Opinion | The ‘filling the seat’ debate is about more than the position

Jenna Richardson, Contributing Columnist

Americans gathered together to mourn the loss of Justice Ruth Bader Ginsburg on Sept. 18. Many distinct public figures, from President Donald Trump to former Vice President Joe Biden, released statements honoring her memory and legacy as a judicial icon. In a beautiful moment, the United States seemed more united than it had been in months.

Of course, in true 2020 fashion, that touching moment swiftly came to an end.

An extreme controversy was sparked by President Trump’s announcement of his plans to fill the vacancy despite the proximity to the presidential election on Nov. 3. People opposed to the notion have argued that the results of the election should determine the next Supreme Court Justice. During the Sept. 29 presidential debate, Joe Biden argued that the administration should wait before filling Justice Ginsburg’s seat, allowing the American people to “express their view” through voting. President Trump and his followers disagree. 

“We won the election and we have the right to do it,” Trump stated, when asked the same question. 

So far, the GOP seems determined to fill the vacancy and has already named Amy Coney Barrett as the nominee.

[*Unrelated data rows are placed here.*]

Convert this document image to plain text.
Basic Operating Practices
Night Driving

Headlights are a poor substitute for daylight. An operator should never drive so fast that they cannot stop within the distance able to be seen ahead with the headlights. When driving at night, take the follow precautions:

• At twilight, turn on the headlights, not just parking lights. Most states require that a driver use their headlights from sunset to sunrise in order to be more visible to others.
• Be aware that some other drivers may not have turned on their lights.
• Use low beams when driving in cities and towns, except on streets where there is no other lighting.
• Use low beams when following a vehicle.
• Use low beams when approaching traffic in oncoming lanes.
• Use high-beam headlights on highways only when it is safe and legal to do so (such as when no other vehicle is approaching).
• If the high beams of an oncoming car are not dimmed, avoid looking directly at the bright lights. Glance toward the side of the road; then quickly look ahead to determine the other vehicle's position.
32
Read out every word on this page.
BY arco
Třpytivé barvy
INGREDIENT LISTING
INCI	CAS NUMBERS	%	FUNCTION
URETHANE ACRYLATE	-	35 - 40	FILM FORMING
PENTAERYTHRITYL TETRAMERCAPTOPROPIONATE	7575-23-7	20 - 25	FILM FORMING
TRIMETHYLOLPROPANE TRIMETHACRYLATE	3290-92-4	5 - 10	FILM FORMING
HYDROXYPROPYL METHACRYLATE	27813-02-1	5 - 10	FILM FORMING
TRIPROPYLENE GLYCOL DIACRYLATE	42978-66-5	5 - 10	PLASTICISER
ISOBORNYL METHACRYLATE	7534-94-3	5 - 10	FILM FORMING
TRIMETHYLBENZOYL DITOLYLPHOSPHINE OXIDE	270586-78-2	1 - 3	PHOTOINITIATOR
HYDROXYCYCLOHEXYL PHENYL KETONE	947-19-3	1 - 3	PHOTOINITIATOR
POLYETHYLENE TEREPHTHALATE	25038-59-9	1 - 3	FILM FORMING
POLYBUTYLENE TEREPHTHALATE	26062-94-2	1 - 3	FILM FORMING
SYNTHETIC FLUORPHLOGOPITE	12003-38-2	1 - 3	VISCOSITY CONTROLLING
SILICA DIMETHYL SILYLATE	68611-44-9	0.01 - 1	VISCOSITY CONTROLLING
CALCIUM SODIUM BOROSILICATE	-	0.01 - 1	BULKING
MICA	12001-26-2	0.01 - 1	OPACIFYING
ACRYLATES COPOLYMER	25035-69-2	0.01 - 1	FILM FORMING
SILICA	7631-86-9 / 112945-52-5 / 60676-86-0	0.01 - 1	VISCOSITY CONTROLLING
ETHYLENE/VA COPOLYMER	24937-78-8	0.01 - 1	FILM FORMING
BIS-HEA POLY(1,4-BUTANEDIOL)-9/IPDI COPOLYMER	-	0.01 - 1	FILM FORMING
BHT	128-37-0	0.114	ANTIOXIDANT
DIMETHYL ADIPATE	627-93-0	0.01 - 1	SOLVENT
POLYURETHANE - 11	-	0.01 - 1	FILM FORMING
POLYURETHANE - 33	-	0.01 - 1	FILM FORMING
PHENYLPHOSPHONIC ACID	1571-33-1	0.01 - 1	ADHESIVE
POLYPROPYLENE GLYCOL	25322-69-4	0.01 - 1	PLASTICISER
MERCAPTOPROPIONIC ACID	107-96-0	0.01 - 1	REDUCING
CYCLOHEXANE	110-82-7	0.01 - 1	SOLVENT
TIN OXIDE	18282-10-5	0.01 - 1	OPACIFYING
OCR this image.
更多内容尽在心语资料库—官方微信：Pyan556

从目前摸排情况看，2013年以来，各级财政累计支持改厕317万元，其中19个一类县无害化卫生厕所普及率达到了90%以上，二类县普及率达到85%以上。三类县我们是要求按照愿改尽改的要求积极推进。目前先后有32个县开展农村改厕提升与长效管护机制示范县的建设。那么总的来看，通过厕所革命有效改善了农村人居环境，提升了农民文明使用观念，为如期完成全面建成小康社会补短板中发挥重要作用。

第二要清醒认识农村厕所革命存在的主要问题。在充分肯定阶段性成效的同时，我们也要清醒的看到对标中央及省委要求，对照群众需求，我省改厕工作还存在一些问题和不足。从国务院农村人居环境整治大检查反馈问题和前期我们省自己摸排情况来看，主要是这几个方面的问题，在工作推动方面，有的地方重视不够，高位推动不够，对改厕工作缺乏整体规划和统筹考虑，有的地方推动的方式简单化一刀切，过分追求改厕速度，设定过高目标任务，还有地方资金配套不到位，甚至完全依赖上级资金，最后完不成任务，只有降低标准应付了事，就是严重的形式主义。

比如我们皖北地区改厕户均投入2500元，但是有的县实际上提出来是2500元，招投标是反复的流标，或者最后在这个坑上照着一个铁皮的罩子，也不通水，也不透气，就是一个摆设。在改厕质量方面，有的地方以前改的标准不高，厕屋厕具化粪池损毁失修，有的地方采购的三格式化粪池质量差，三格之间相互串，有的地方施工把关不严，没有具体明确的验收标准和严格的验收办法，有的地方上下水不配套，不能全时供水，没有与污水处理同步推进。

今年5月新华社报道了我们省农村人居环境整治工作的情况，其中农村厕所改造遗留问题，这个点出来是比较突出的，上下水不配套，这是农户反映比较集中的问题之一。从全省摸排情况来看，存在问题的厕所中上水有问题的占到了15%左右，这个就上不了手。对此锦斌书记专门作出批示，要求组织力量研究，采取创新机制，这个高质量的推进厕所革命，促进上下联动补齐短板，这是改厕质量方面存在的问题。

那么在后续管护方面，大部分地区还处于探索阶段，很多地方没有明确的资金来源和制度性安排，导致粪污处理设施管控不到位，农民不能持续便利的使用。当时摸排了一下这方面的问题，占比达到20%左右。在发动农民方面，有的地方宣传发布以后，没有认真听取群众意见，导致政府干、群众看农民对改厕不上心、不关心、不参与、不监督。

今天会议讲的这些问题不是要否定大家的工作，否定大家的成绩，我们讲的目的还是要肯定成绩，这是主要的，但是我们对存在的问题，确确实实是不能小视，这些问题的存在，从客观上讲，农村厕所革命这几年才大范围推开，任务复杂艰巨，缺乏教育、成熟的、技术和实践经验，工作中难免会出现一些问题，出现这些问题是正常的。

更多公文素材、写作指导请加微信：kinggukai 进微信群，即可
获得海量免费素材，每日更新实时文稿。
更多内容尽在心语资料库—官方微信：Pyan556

Of course, the real nail in the coffin of this debate was Senate Majority Leader Mitch McConnell’s opinion. In a statement released on Sept. 18, he promised that “President Trump’s nominee will receive a vote on the floor of the United States Senate.” It is not surprising that most GOP senators would support Trump’s decision to fill the vacancy, although a few Republicans did oppose the move. But McConnell turned many heads with his response; or rather, with his hypocrisy. For clarity, let’s look at a similar case with very different opinions: the nomination of Merrick Garland in 2016.

In March of 2016, following Justice Antonin Scalia’s death, President Obama nominated Justice Merrick Garland. His decision was met with a blatant refusal from Republicans, namely Mitch McConnell. McConnell declared that the nomination was too close to the election, and vehemently stated that “the American people should have a say in the court’s direction.” Additionally, because the United States had voted in a Republican-majority Senate in the prior midterm election, McConnell argued that it was their responsibility to block a liberal nomination. While Democrats opposed this blockade, they held a minority in the Senate and were powerless to overcome it. Ultimately, the Republicans’ refusal to vote on Garland’s nomination succeeded, and the seat was not filled until after Trump’s inauguration the following year.

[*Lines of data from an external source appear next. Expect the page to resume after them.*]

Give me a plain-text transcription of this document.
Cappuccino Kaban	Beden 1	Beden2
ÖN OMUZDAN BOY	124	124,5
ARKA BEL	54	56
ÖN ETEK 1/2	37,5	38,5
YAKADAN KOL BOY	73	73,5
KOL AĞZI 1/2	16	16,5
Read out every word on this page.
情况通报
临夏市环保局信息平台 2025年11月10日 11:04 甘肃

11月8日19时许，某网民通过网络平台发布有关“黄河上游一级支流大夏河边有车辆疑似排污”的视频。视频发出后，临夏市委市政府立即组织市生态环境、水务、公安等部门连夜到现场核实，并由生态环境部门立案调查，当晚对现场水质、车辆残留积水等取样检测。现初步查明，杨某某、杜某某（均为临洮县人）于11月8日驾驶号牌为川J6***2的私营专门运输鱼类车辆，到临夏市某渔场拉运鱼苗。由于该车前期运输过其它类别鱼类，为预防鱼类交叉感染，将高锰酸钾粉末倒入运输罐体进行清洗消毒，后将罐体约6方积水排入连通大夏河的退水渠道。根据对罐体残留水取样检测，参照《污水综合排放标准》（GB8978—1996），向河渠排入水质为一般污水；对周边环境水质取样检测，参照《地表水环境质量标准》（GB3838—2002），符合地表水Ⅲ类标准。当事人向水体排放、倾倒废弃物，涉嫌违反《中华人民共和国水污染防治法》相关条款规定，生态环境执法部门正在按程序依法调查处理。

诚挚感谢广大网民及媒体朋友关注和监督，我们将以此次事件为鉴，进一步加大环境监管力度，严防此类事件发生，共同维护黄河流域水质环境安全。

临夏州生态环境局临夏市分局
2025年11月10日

Now we return to the present day and find that McConnell has completely changed his stance on waiting until after elections. Despite the upcoming Senate elections in November that could potentially change the Senate majority, McConnell has stated that there is “more than sufficient time to process a nomination.” This reveals yet another drastic change in stance, as McConnell used the Senate election as a reason for the 2016 blockade of Garland’s nomination. From these contradictions, a revelation emerges: the current debate has nothing to do with rights and everything to do with which party currently has control. The power that comes with the Senate majority allows McConnell to manipulate the system so that his party comes out on top. It allows him to claim that he is defending ‘the people’s rights’ in one case and then ignore those same rights four years later. For all American citizens, it should be worrying that a prominent politician is so willing to use the defense of people’s rights as nothing more than a chess piece in a game.

This is not a column meant to bash the right wing. If the roles were reversed, the same column would most likely be written about the left-wing counterparts. Politicians on both sides of the aisle have shifted further away from the people they represent as partisan tensions have grown. McConnell and the GOP’s changed stance is just the latest example of political hypocrisy veiled under a thin defense of the people’s rights.

It is currently a constitutional right for the President to nominate a jurist to fill the Supreme Court seat, just as is it for the Senate to block said nomination. However, the ethical implications should be enough for Congress to reconsider. There is no obvious answer, and while the nomination may go into effect this time, the future of presidential judicial nominations might change as the country does. Still, one thing is clear: the nature of this controversy has forced our politicians’ inconsistency into the spotlight, and those inconsistencies are unacceptable. 

The American people deserve representatives who maintain consistent views on what the people’s rights are. Whether one agrees with those rights is another discussion, but Americans should not have to worry about their rights constantly fluctuating in order to fit the current goal of a political party. To put it simply: if we are told we have a right to be represented one year, that viewpoint shouldn’t change just because the political party in power does. And, to Mitch McConnell: Don’t use the rights of the American people to defend your actions unless you mean the rights of all Americans, and not just the ones in your party.